Research & Papers

Two-Sided Prioritized Ranking: A Coherency-Preserving Design for Marketplace Experiments

New 'Two-Sided Prioritized Ranking' method reduces bias in pricing experiments by 40% using position bias.

Deep Dive

A team of researchers has published a new paper titled 'Two-Sided Prioritized Ranking: A Coherency-Preserving Design for Marketplace Experiments' on arXiv, proposing a novel solution to a persistent problem in online marketplace experimentation. The core issue is 'interference' in A/B tests: when platforms like Amazon, Uber, or Expedia test price changes, altering one item's price inevitably affects demand for other items in a ranked list, biasing results. Traditional user-level A/B tests also fail because they violate 'platform coherency'—the requirement that all users see consistent prices and availability for the same item.

The researchers' solution, Two-Sided Prioritized Ranking (TSPR), cleverly exploits 'position bias'—the well-documented tendency for users to pay disproportionate attention to top-ranked items. Instead of showing different prices, TSPR randomizes both users and items into groups and then reorders search result lists. For one group of users, items with the new 'treatment' price are prioritized higher in the ranking.

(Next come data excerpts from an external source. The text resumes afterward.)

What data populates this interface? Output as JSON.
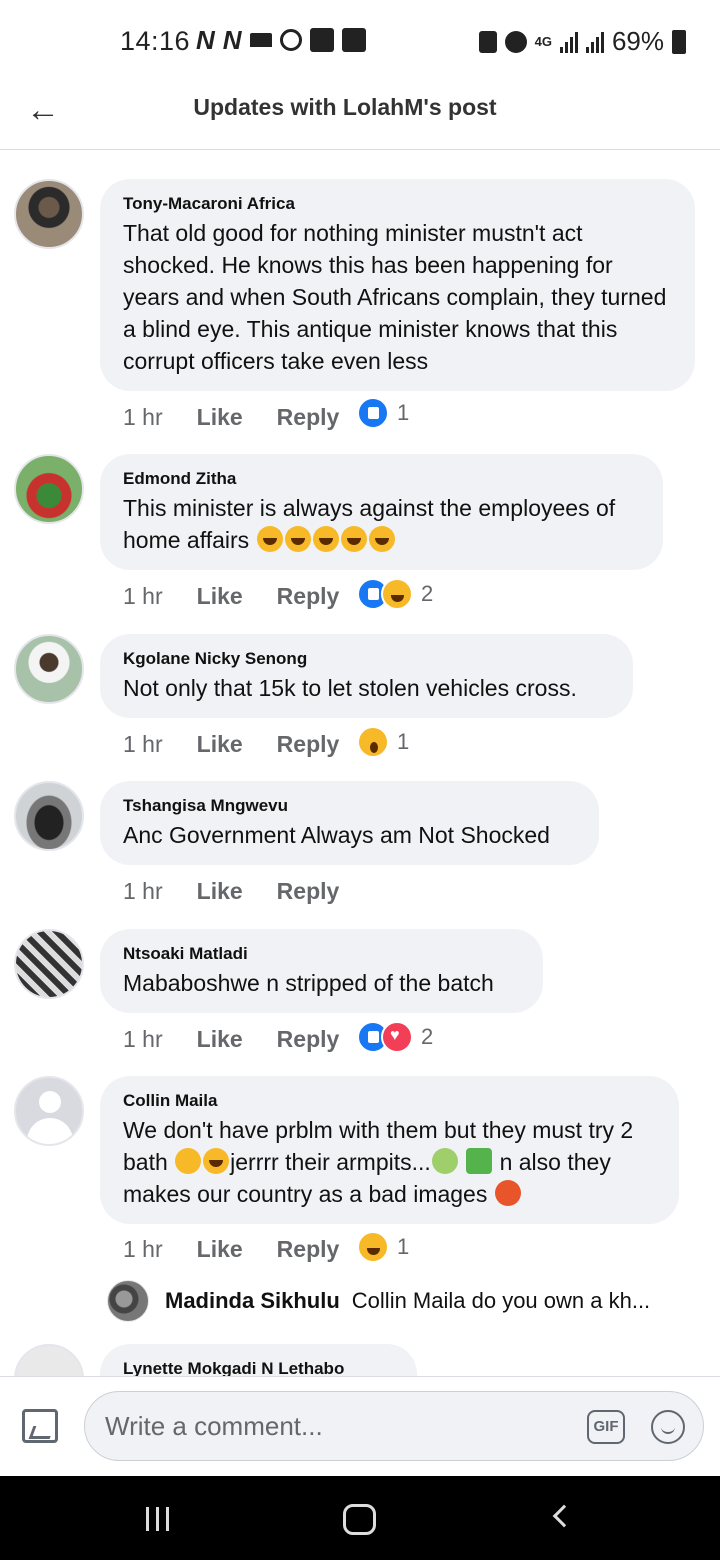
{
  "status_bar": {
    "time": "14:16",
    "network": "4G",
    "battery": "69%"
  },
  "header": {
    "title": "Updates with LolahM's post"
  },
  "comments": [
    {
      "author": "Tony-Macaroni Africa",
      "text": "That old good for nothing minister mustn't act shocked. He knows this has been happening for years and when South Africans complain, they turned a blind eye. This antique minister knows that this corrupt officers take even less",
      "time": "1 hr",
      "like_label": "Like",
      "reply_label": "Reply",
      "reactions": [
        "like"
      ],
      "reaction_count": "1"
    },
    {
      "author": "Edmond Zitha",
      "text": "This minister is always against the employees of home affairs",
      "emojis": [
        "laughing-emoji",
        "laughing-emoji",
        "laughing-emoji",
        "laughing-emoji",
        "laughing-emoji"
      ],
      "time": "1 hr",
      "like_label": "Like",
      "reply_label": "Reply",
      "reactions": [
        "like",
        "haha"
      ],
      "reaction_count": "2"
    },
    {
      "author": "Kgolane Nicky Senong",
      "text": "Not only that 15k to let stolen vehicles cross.",
      "time": "1 hr",
      "like_label": "Like",
      "reply_label": "Reply",
      "reactions": [
        "wow"
      ],
      "reaction_count": "1"
    },
    {
      "author": "Tshangisa Mngwevu",
      "text": "Anc Government Always am Not Shocked",
      "time": "1 hr",
      "like_label": "Like",
      "reply_label": "Reply",
      "reactions": [],
      "reaction_count": ""
    },
    {
      "author": "Ntsoaki Matladi",
      "text": "Mababoshwe n stripped of the batch",
      "time": "1 hr",
      "like_label": "Like",
      "reply_label": "Reply",
      "reactions": [
        "like",
        "love"
      ],
      "reaction_count": "2"
    },
    {
      "author": "Collin Maila",
      "text_parts": [
        "We don't have prblm with them but they must try 2 bath ",
        "jerrrr their armpits...",
        " n also they makes our country as a bad images "
      ],
      "time": "1 hr",
      "like_label": "Like",
      "reply_label": "Reply",
      "reactions": [
        "haha"
      ],
      "reaction_count": "1"
    }
  ],
  "reply_preview": {
    "name": "Madinda Sikhulu",
    "text": "Collin Maila do you own a kh..."
  },
  "partial_comment": {
    "author": "Lynette Mokgadi N Lethabo"
  },
  "composer": {
    "placeholder": "Write a comment...",
    "gif_label": "GIF"
  },
  "colors": {
    "accent": "#1877f2",
    "bubble": "#f0f2f5",
    "meta_text": "#65676b"
  }
}
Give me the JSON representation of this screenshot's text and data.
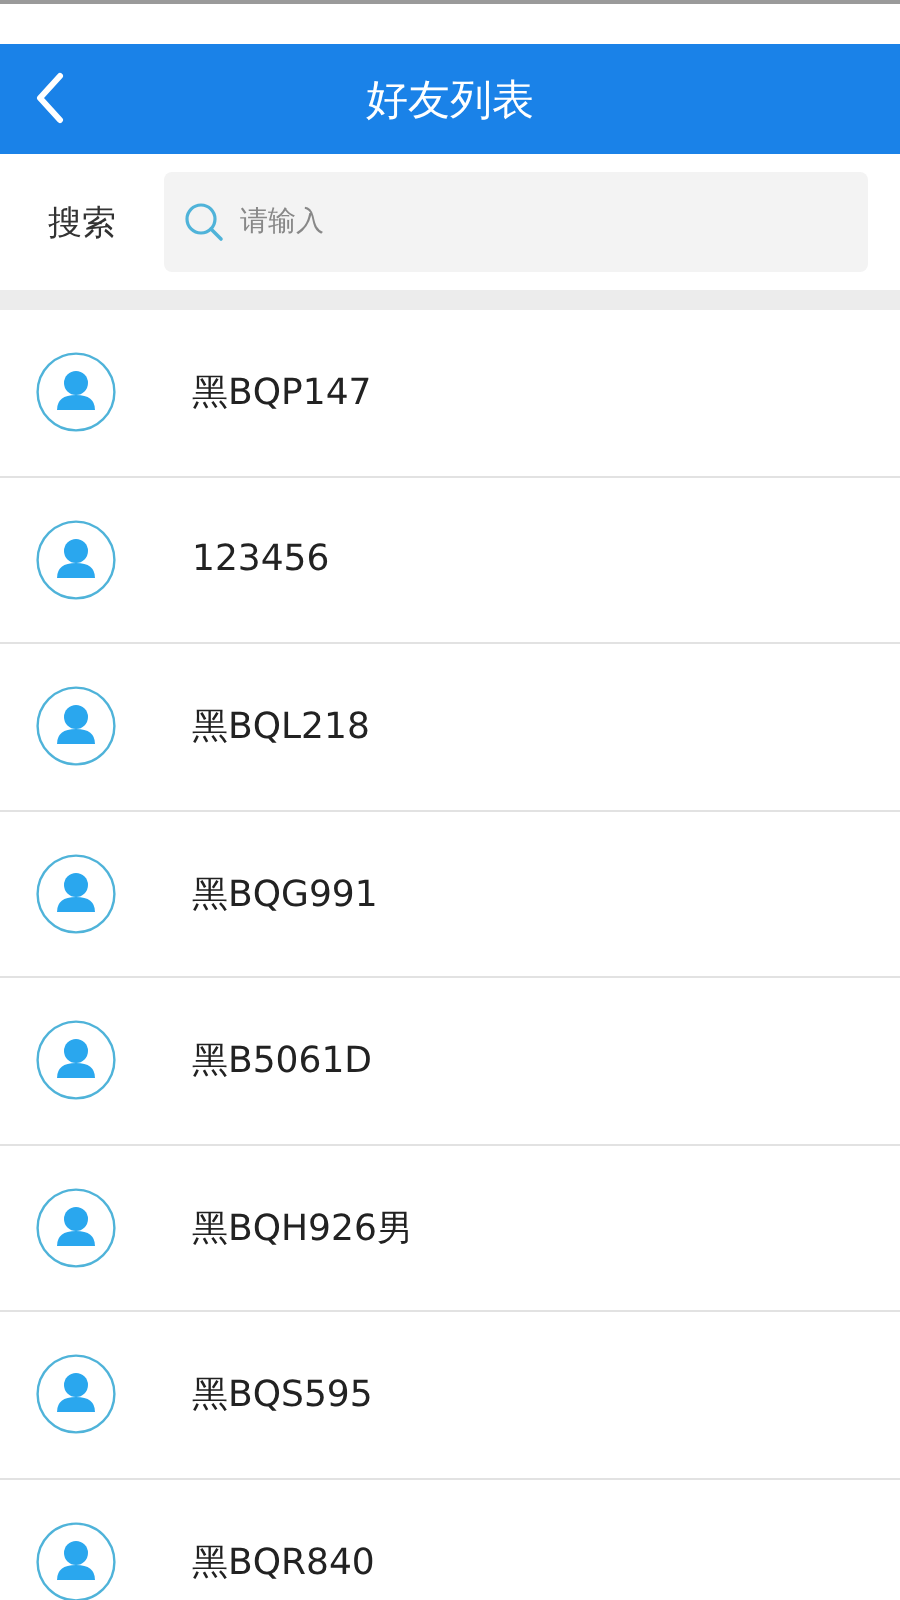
{
  "header": {
    "title": "好友列表"
  },
  "search": {
    "label": "搜索",
    "placeholder": "请输入"
  },
  "friends": [
    {
      "name": "黑BQP147"
    },
    {
      "name": "123456"
    },
    {
      "name": "黑BQL218"
    },
    {
      "name": "黑BQG991"
    },
    {
      "name": "黑B5061D"
    },
    {
      "name": "黑BQH926男"
    },
    {
      "name": "黑BQS595"
    },
    {
      "name": "黑BQR840"
    }
  ]
}
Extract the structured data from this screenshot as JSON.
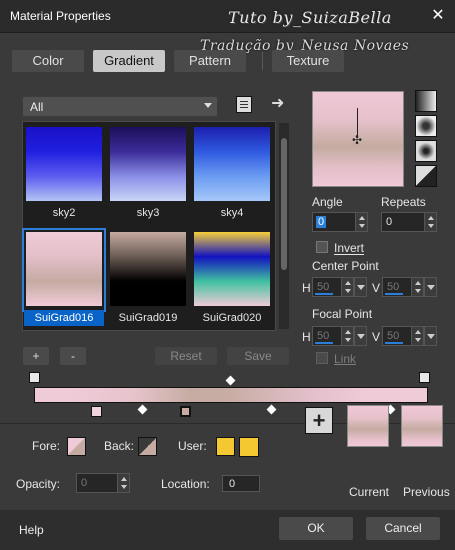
{
  "window": {
    "title": "Material Properties",
    "close_glyph": "✕"
  },
  "watermark": {
    "line1": "Tuto by_SuizaBella",
    "line2": "Tradução by_Neusa Novaes"
  },
  "tabs": [
    "Color",
    "Gradient",
    "Pattern",
    "Texture"
  ],
  "active_tab": "Gradient",
  "category": {
    "selected": "All"
  },
  "gallery": [
    {
      "label": "sky2",
      "colors": [
        "#1a10c8",
        "#2020e0",
        "#5d5cf0",
        "#b4c4f4"
      ]
    },
    {
      "label": "sky3",
      "colors": [
        "#1c0f5a",
        "#3b2c9a",
        "#8a8ee6",
        "#c9d6f6"
      ]
    },
    {
      "label": "sky4",
      "colors": [
        "#1c1fb0",
        "#2f5ae0",
        "#6b9cf2",
        "#a6c8f8"
      ]
    },
    {
      "label": "SuiGrad016",
      "colors": [
        "#efcbd8",
        "#e3bfc8",
        "#c5aba2",
        "#efcbd8"
      ],
      "selected": true
    },
    {
      "label": "SuiGrad019",
      "colors": [
        "#c5aba2",
        "#6b5b55",
        "#000000",
        "#000000"
      ]
    },
    {
      "label": "SuiGrad020",
      "colors": [
        "#f6d03a",
        "#1212c0",
        "#40c0a0",
        "#efcbd8"
      ]
    }
  ],
  "buttons": {
    "plus": "+",
    "minus": "-",
    "reset": "Reset",
    "save": "Save",
    "ok": "OK",
    "cancel": "Cancel",
    "help": "Help"
  },
  "angle": {
    "label": "Angle",
    "value": "0"
  },
  "repeats": {
    "label": "Repeats",
    "value": "0"
  },
  "invert": {
    "label": "Invert",
    "checked": false
  },
  "center_point": {
    "label": "Center Point",
    "h_label": "H",
    "h": "50",
    "v_label": "V",
    "v": "50"
  },
  "focal_point": {
    "label": "Focal Point",
    "h_label": "H",
    "h": "50",
    "v_label": "V",
    "v": "50"
  },
  "link": {
    "label": "Link",
    "checked": false
  },
  "bottom": {
    "fore_label": "Fore:",
    "back_label": "Back:",
    "user_label": "User:",
    "user_color": "#f4c830",
    "opacity_label": "Opacity:",
    "opacity": "0",
    "location_label": "Location:",
    "location": "0",
    "current_label": "Current",
    "previous_label": "Previous"
  }
}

For the other group, items with the old 'control' price are prioritized. All users see the same items at the same prices, but their exposure to the treatment varies based on where items appear in their personalized list.

This design preserves platform coherency while creating the variation needed to measure the 'total average treatment effect' of a price change. The team validated TSPR using semi-synthetic simulations based on real Expedia hotel search data. Their results showed that TSPR significantly reduced estimation bias compared to other coherency-preserving experimental designs and maintained strong statistical power, making it a practical and robust method for real-world deployment.

Key Points
  • Solves 'interference' bias in marketplace A/B tests where price changes for one item affect demand for others.
  • Preserves 'platform coherency' by showing all users consistent prices, only varying item ranking position.
  • Validated with Expedia hotel search data simulations, showing reduced bias and sufficient statistical power.

Why It Matters

Enables platforms like Amazon and Uber to run cleaner pricing experiments, leading to more accurate pricing strategies and revenue optimization.